Bis Ende 2024 läuft noch die Bewährung aus einem anderen Verfahren. Die vor Gericht ebenfalls anwesende Bewährungshelferin offenbarte in diesem Zusammenhang keine guten Neuigkeiten. Seit sie die Betreuung im Juli dieses Jahres übernommen habe, habe kein persönliches Gespräch stattgefunden. „Mir scheint es, als ob sie bewusst den Kontakt meidet“, erklärte sie.
Dem gegenüber standen die Beteuerungen der Angeklagten, nach einer inzwischen abgeschlossenen stationären Therapie und der Aufnahme einer neuen Beschäftigung auf dem Weg der Besserung zu sein.
Gericht folgt Staatsanwaltschaft
Schließlich lautete das Urteil für die Ahauserin: Acht Monate Freiheitsstrafe auf Bewährung, zusammengesetzt aus sechs Monaten für den Betrug und drei Monaten für die falsche Verdächtigung. Der Richter folgte damit dem Antrag der Staatsanwaltschaft.
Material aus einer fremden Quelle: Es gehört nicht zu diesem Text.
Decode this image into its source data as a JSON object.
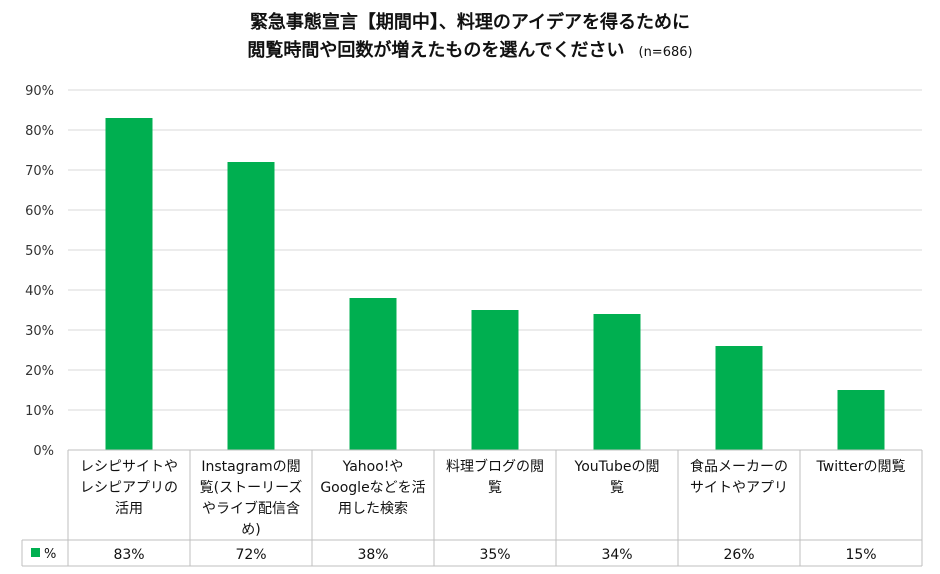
{
  "chart_data": {
    "type": "bar",
    "title_line1": "緊急事態宣言【期間中】、料理のアイデアを得るために",
    "title_line2": "閲覧時間や回数が増えたものを選んでください",
    "sample_note": "(n=686)",
    "categories": [
      [
        "レシピサイトや",
        "レシピアプリの",
        "活用"
      ],
      [
        "Instagramの閲",
        "覧(ストーリーズ",
        "やライブ配信含",
        "め)"
      ],
      [
        "Yahoo!や",
        "Googleなどを活",
        "用した検索"
      ],
      [
        "料理ブログの閲",
        "覧"
      ],
      [
        "YouTubeの閲",
        "覧"
      ],
      [
        "食品メーカーの",
        "サイトやアプリ"
      ],
      [
        "Twitterの閲覧"
      ]
    ],
    "values": [
      83,
      72,
      38,
      35,
      34,
      26,
      15
    ],
    "value_labels": [
      "83%",
      "72%",
      "38%",
      "35%",
      "34%",
      "26%",
      "15%"
    ],
    "series_name": "%",
    "y_ticks": [
      "0%",
      "10%",
      "20%",
      "30%",
      "40%",
      "50%",
      "60%",
      "70%",
      "80%",
      "90%"
    ],
    "ylim": [
      0,
      90
    ],
    "bar_color": "#00AF50",
    "grid": true
  }
}
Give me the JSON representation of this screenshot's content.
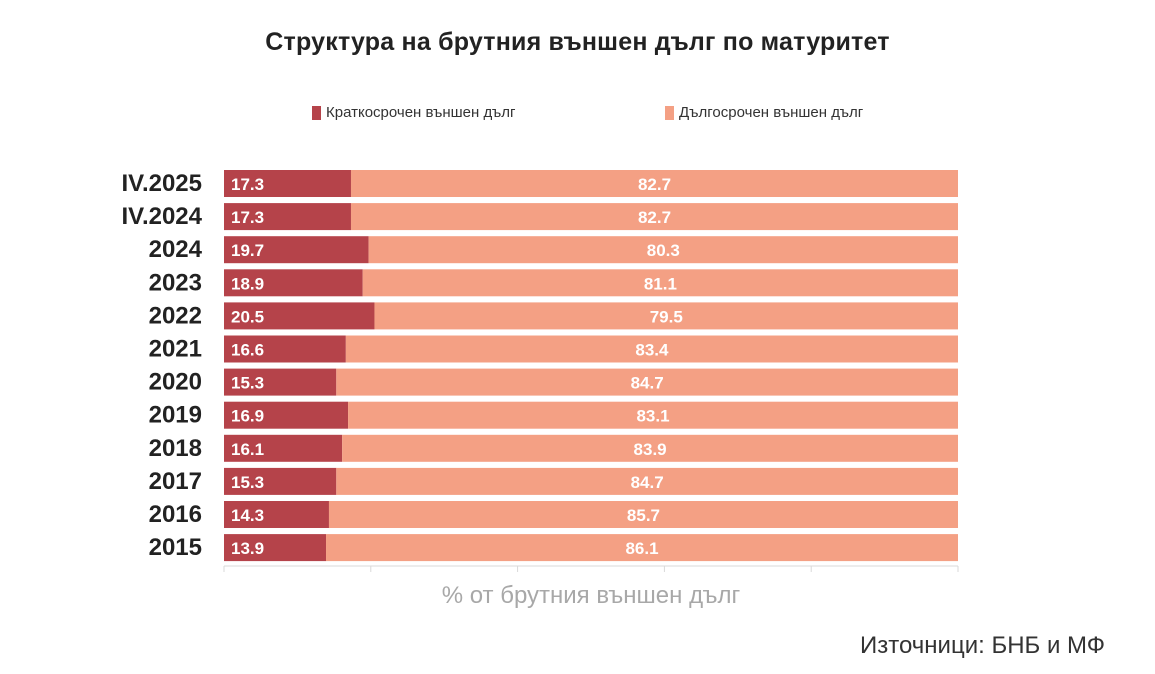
{
  "chart_data": {
    "type": "bar",
    "orientation": "horizontal",
    "stacked": true,
    "title": "Структура на брутния външен дълг по матуритет",
    "xlabel": "% от брутния външен дълг",
    "categories": [
      "IV.2025",
      "IV.2024",
      "2024",
      "2023",
      "2022",
      "2021",
      "2020",
      "2019",
      "2018",
      "2017",
      "2016",
      "2015"
    ],
    "series": [
      {
        "name": "Краткосрочен външен дълг",
        "color": "#b5434a",
        "values": [
          17.3,
          17.3,
          19.7,
          18.9,
          20.5,
          16.6,
          15.3,
          16.9,
          16.1,
          15.3,
          14.3,
          13.9
        ]
      },
      {
        "name": "Дългосрочен външен дълг",
        "color": "#f4a084",
        "values": [
          82.7,
          82.7,
          80.3,
          81.1,
          79.5,
          83.4,
          84.7,
          83.1,
          83.9,
          84.7,
          85.7,
          86.1
        ]
      }
    ],
    "xlim": [
      0,
      100
    ],
    "grid": false,
    "legend": "top"
  },
  "source_note": "Източници: БНБ и МФ"
}
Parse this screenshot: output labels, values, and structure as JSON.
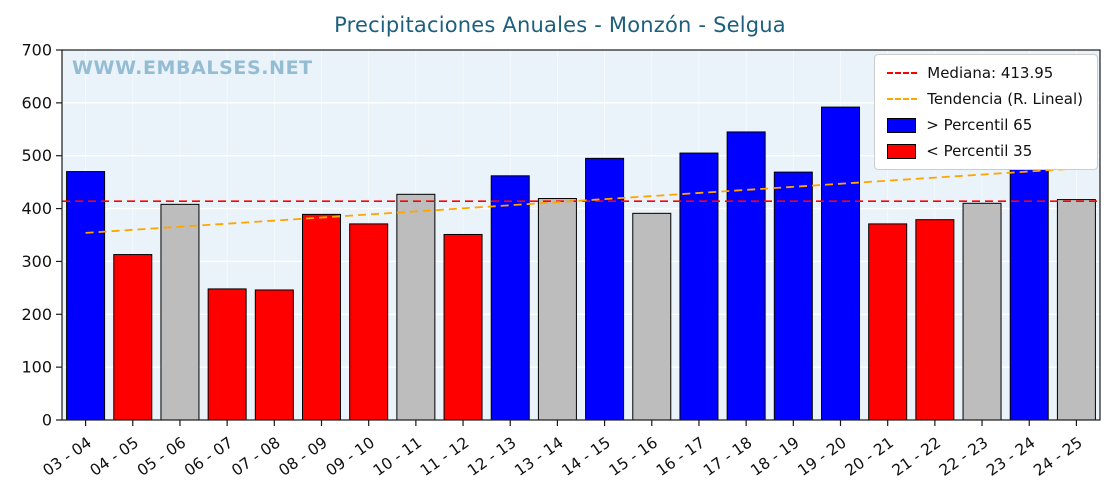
{
  "watermark": "WWW.EMBALSES.NET",
  "chart_data": {
    "type": "bar",
    "title": "Precipitaciones Anuales - Monzón - Selgua",
    "xlabel": "",
    "ylabel": "",
    "ylim": [
      0,
      700
    ],
    "yticks": [
      0,
      100,
      200,
      300,
      400,
      500,
      600,
      700
    ],
    "grid": true,
    "legend_position": "upper right",
    "categories": [
      "03 - 04",
      "04 - 05",
      "05 - 06",
      "06 - 07",
      "07 - 08",
      "08 - 09",
      "09 - 10",
      "10 - 11",
      "11 - 12",
      "12 - 13",
      "13 - 14",
      "14 - 15",
      "15 - 16",
      "16 - 17",
      "17 - 18",
      "18 - 19",
      "19 - 20",
      "20 - 21",
      "21 - 22",
      "22 - 23",
      "23 - 24",
      "24 - 25"
    ],
    "values": [
      470,
      313,
      408,
      248,
      246,
      389,
      371,
      427,
      351,
      462,
      419,
      495,
      391,
      505,
      545,
      469,
      592,
      371,
      379,
      410,
      515,
      417
    ],
    "bar_classes": [
      "p65",
      "p35",
      "mid",
      "p35",
      "p35",
      "p35",
      "p35",
      "mid",
      "p35",
      "p65",
      "mid",
      "p65",
      "mid",
      "p65",
      "p65",
      "p65",
      "p65",
      "p35",
      "p35",
      "mid",
      "p65",
      "mid"
    ],
    "median": 413.95,
    "trend": {
      "start_value": 354,
      "end_value": 476
    },
    "colors": {
      "p65": "#0000ff",
      "p35": "#ff0000",
      "mid": "#bdbdbd",
      "median": "#ff0000",
      "trend": "#ffa500",
      "plot_bg": "#eaf3f9",
      "grid": "#ffffff",
      "frame": "#1a1a1a"
    },
    "legend": [
      {
        "label": "Mediana: 413.95",
        "marker": "dashed-line",
        "color": "#ff0000"
      },
      {
        "label": "Tendencia (R. Lineal)",
        "marker": "dashed-line",
        "color": "#ffa500"
      },
      {
        "label": "> Percentil 65",
        "marker": "patch",
        "color": "#0000ff"
      },
      {
        "label": "< Percentil 35",
        "marker": "patch",
        "color": "#ff0000"
      }
    ]
  }
}
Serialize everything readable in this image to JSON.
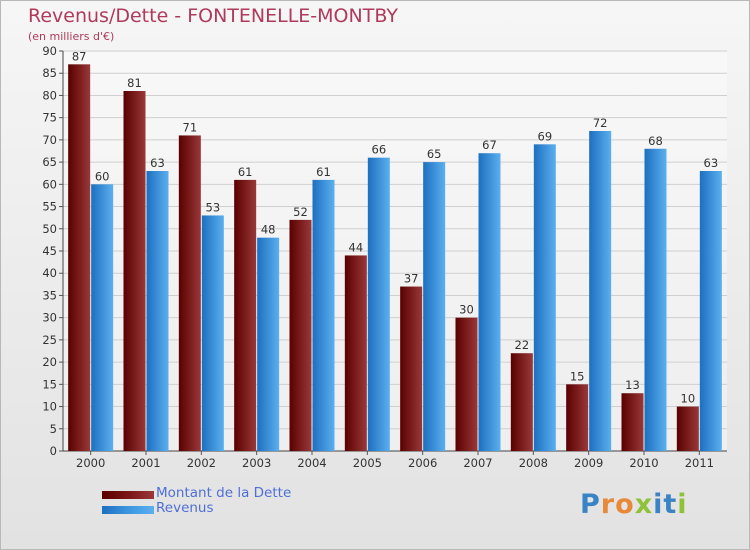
{
  "chart_data": {
    "type": "bar",
    "title": "Revenus/Dette - FONTENELLE-MONTBY",
    "subtitle": "(en milliers d'€)",
    "categories": [
      "2000",
      "2001",
      "2002",
      "2003",
      "2004",
      "2005",
      "2006",
      "2007",
      "2008",
      "2009",
      "2010",
      "2011"
    ],
    "series": [
      {
        "name": "Montant de la Dette",
        "color": "#7a1515",
        "values": [
          87,
          81,
          71,
          61,
          52,
          44,
          37,
          30,
          22,
          15,
          13,
          10
        ]
      },
      {
        "name": "Revenus",
        "color": "#3d96e0",
        "values": [
          60,
          63,
          53,
          48,
          61,
          66,
          65,
          67,
          69,
          72,
          68,
          63
        ]
      }
    ],
    "ylim": [
      0,
      90
    ],
    "yticks": [
      0,
      5,
      10,
      15,
      20,
      25,
      30,
      35,
      40,
      45,
      50,
      55,
      60,
      65,
      70,
      75,
      80,
      85,
      90
    ],
    "grid": true,
    "legend": "bottom-left",
    "xlabel": "",
    "ylabel": ""
  },
  "logo": {
    "text": "Proxiti",
    "colors": [
      "#3a83c4",
      "#e8893a",
      "#e8893a",
      "#8fc23a",
      "#3a83c4",
      "#3a83c4",
      "#8fc23a"
    ]
  }
}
In seiner Begründung führte er das Geständnis und das psychische Störungsbild der Angeklagten als strafmildernde Umstände an. „Zu Ihren Ungunsten kommt das Vorstrafenregister“, so der Richter weiter. „Insgesamt sechs Eintragungen sind gewaltig. Und dass die Bewährungshelferin die Geduld verliert, das muss man erstmal hinkriegen. Ich habe die Strafe zur Bewährung ausgesetzt, aber das fiel mir nicht leicht.“
Die Bewährungszeit legte das Gericht auf drei Jahre fest. Zusätzlich muss die Ahauserin als Auflage 1500 Euro an „Brot für die Welt“ zahlen und erneut eine Therapie beginnen.